Notable FactsThe most well known sub-districts of Tuscany are Chianti, Brunello di Montalcino and Vino Nobile di Montepulciano (note that Montepulciano here refers to the local village, not the grape variety found in the Italian region of Abruzzi). Wine labeled from these regions is DOC-regulated and Sangiovese-based blends. Quality wine from these DOC areas has been on the rise for decades, with top-notch winemakers and wineries shedding the low-quality image once held for Tuscan wine by producing consistently outstanding bottlings that range from deliciously drinkable to highly ageable. Newer to the scene are regions like Bohlgeri and the Maremma, home to of what are now termed "Super-Tuscans," named for the wine coming from the Tuscany area, but not following all of the DOC or DOCG laws required in Italy. In the 1970's, some pioneer winemakers began buying land outside of Chianti and Montalcino, and planting not only Sangiovese, but also international varieties like Cabernet Sauvignon and Merlot. The wine they produced only fit into the lowest Italian category of "vina da tavola," but the winemakers sold the wine for high prices, creating an almost cult following, and spurning a new wine category called IGT.

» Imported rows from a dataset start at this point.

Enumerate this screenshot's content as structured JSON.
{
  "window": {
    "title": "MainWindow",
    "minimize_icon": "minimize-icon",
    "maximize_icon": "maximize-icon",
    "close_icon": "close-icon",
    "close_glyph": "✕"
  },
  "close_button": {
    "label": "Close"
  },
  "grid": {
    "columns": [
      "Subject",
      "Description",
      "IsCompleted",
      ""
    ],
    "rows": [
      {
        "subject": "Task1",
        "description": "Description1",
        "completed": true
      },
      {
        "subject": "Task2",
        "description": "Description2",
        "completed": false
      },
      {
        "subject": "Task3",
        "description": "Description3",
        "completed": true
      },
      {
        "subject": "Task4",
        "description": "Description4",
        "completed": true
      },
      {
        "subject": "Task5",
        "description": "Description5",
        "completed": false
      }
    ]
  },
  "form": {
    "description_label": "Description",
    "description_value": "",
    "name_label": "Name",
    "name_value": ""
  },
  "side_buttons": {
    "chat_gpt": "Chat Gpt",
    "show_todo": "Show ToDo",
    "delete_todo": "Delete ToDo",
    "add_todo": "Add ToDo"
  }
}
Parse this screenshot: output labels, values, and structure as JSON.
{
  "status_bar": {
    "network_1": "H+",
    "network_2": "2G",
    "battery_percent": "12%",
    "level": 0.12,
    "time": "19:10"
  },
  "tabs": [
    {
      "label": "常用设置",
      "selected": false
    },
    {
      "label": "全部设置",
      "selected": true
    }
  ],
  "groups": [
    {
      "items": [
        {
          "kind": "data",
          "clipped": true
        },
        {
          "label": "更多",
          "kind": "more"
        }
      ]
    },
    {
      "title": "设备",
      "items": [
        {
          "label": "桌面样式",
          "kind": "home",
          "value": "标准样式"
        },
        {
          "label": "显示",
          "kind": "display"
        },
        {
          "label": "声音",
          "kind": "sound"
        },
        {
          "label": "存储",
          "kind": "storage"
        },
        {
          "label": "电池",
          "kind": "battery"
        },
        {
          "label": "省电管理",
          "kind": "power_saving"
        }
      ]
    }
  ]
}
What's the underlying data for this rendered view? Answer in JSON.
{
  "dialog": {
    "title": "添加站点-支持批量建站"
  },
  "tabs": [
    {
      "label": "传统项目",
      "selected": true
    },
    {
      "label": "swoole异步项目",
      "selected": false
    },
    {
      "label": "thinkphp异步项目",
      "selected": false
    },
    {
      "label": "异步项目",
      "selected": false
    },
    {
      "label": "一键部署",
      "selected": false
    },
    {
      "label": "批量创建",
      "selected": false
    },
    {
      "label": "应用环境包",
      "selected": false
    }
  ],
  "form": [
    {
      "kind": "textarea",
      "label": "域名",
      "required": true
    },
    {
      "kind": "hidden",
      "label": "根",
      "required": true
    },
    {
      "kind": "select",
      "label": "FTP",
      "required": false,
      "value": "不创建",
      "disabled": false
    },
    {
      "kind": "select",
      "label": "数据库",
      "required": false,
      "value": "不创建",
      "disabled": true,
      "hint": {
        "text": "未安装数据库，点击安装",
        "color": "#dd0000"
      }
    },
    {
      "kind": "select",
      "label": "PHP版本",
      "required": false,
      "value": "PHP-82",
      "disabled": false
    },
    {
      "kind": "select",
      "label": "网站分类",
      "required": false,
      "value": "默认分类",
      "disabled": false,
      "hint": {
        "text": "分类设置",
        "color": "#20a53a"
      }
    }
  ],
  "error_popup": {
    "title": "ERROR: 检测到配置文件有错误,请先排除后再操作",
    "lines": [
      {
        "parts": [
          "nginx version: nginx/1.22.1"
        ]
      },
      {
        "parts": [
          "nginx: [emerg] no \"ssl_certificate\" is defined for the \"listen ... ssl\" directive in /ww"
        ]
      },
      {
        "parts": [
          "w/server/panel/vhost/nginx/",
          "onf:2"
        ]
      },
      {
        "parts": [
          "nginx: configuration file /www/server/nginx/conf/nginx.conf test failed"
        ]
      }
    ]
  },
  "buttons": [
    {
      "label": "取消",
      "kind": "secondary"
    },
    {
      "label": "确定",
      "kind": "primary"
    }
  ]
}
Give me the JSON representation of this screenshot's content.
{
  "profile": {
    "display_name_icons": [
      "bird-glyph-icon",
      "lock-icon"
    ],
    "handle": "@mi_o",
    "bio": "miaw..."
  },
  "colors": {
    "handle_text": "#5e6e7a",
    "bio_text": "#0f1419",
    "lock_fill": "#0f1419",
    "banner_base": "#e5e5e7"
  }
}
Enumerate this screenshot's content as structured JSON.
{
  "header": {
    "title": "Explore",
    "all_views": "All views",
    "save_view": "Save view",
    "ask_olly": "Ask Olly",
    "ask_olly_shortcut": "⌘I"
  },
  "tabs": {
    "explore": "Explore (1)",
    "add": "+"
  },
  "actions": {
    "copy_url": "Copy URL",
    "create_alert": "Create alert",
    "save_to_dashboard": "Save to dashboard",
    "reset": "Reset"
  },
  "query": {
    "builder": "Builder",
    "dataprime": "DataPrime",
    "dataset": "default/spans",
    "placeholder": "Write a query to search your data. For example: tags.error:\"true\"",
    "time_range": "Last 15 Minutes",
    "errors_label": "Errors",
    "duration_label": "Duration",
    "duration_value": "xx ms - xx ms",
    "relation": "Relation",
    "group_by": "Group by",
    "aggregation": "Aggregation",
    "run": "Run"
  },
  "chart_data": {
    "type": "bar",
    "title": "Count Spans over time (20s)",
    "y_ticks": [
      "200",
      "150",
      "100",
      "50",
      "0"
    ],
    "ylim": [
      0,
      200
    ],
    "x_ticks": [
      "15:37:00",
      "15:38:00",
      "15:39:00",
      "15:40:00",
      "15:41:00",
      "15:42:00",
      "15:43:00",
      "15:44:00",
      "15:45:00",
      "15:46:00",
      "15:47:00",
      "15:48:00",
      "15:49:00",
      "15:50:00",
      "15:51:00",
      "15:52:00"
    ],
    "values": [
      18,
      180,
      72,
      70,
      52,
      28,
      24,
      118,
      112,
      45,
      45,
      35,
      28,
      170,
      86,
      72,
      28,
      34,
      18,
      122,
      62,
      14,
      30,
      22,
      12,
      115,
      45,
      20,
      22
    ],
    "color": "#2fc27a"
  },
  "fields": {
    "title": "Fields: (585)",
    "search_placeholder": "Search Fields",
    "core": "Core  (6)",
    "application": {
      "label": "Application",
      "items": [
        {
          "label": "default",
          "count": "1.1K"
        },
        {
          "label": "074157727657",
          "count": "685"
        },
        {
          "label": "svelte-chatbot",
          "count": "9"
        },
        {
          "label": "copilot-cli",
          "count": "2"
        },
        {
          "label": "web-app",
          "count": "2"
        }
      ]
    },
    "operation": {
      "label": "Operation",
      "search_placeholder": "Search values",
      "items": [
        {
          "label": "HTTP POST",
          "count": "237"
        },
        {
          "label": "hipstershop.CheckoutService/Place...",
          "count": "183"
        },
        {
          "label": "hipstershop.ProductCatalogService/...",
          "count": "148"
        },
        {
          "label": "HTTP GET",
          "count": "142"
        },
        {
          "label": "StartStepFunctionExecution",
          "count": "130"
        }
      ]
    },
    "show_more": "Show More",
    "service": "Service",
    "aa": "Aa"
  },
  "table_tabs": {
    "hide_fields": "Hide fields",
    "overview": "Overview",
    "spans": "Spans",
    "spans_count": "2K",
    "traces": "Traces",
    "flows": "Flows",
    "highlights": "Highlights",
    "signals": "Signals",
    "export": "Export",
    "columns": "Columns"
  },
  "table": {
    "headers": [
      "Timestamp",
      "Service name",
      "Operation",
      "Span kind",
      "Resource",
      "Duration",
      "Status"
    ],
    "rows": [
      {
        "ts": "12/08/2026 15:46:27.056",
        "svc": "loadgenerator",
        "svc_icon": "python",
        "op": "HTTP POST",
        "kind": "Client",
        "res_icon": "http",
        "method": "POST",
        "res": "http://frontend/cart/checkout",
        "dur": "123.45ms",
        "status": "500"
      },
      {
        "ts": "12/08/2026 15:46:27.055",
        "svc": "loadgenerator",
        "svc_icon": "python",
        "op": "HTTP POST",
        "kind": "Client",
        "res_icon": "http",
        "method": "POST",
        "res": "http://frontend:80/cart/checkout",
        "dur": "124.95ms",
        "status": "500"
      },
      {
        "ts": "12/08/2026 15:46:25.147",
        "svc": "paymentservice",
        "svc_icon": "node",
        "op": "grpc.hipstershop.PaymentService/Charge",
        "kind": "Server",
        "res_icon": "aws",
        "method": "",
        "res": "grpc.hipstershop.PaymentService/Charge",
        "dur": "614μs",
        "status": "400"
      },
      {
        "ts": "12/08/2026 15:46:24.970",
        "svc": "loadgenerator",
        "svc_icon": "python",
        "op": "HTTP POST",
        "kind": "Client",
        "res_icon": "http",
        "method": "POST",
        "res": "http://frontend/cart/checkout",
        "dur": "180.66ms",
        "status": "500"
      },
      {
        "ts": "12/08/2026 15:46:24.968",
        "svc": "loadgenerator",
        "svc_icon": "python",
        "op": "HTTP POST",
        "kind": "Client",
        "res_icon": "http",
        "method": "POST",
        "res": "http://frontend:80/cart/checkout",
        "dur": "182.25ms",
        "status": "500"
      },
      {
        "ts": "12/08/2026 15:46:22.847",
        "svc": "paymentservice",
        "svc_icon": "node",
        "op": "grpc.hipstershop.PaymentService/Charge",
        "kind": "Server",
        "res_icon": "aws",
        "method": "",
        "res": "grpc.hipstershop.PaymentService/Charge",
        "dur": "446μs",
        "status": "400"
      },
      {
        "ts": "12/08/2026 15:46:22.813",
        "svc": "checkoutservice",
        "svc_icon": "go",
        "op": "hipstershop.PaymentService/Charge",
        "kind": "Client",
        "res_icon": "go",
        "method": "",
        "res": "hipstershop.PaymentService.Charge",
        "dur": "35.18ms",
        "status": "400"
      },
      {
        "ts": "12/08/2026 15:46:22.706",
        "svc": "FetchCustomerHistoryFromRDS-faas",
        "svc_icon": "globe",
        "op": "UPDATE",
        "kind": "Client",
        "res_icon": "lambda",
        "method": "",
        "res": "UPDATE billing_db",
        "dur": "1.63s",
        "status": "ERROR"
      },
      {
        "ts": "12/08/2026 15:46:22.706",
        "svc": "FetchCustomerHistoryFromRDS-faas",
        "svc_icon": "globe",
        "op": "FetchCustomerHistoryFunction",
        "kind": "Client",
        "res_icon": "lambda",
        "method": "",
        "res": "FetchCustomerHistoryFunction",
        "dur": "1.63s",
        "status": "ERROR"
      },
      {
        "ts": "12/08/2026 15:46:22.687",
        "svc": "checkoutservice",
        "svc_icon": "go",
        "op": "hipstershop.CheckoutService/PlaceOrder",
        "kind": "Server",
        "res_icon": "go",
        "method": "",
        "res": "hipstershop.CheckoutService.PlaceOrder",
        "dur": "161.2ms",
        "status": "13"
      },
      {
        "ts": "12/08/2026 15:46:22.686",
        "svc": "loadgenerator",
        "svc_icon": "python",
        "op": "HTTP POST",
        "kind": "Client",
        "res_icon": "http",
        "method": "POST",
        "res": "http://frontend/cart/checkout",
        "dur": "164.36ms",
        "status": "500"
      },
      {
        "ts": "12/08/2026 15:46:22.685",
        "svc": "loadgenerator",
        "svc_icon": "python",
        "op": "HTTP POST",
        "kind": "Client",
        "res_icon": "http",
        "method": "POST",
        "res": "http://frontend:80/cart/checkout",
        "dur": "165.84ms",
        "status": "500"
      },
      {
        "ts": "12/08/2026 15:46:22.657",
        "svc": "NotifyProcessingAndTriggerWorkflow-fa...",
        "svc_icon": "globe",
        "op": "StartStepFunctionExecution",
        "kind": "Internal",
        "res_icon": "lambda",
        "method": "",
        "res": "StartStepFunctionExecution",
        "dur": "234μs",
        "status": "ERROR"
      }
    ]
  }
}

A little ditty about Italy...This country has about as many wines as its had governments. With 20 different regions, hundreds of DOCs and even more indigenous varieties, the amount of wine made in Italy is mind-boggling. Most of the juice, however, remains in the country for thirsty Italians. Wine is food in Italy and its rare that a meal is consumed without a glass of vino. That said, it's not common to find many folks drinking wine without food either. In turn, it's a match, and a mighty good one at that. In fact, it's safe to say that Italian wine is a foodie wine – one that goes on the table for a myraid of meals.
For regions, the most popular are Tuscany (home of Chianti), Piedmont and the Tre-Venezie, which includes Veneto, Trentino Alto-Adige and Friuli. Other communes of note are in Southern Italy, and a few good wines are made elsewhere in the country. The islands of Sardinia and Sicily are members of the Italian winemaking community as well.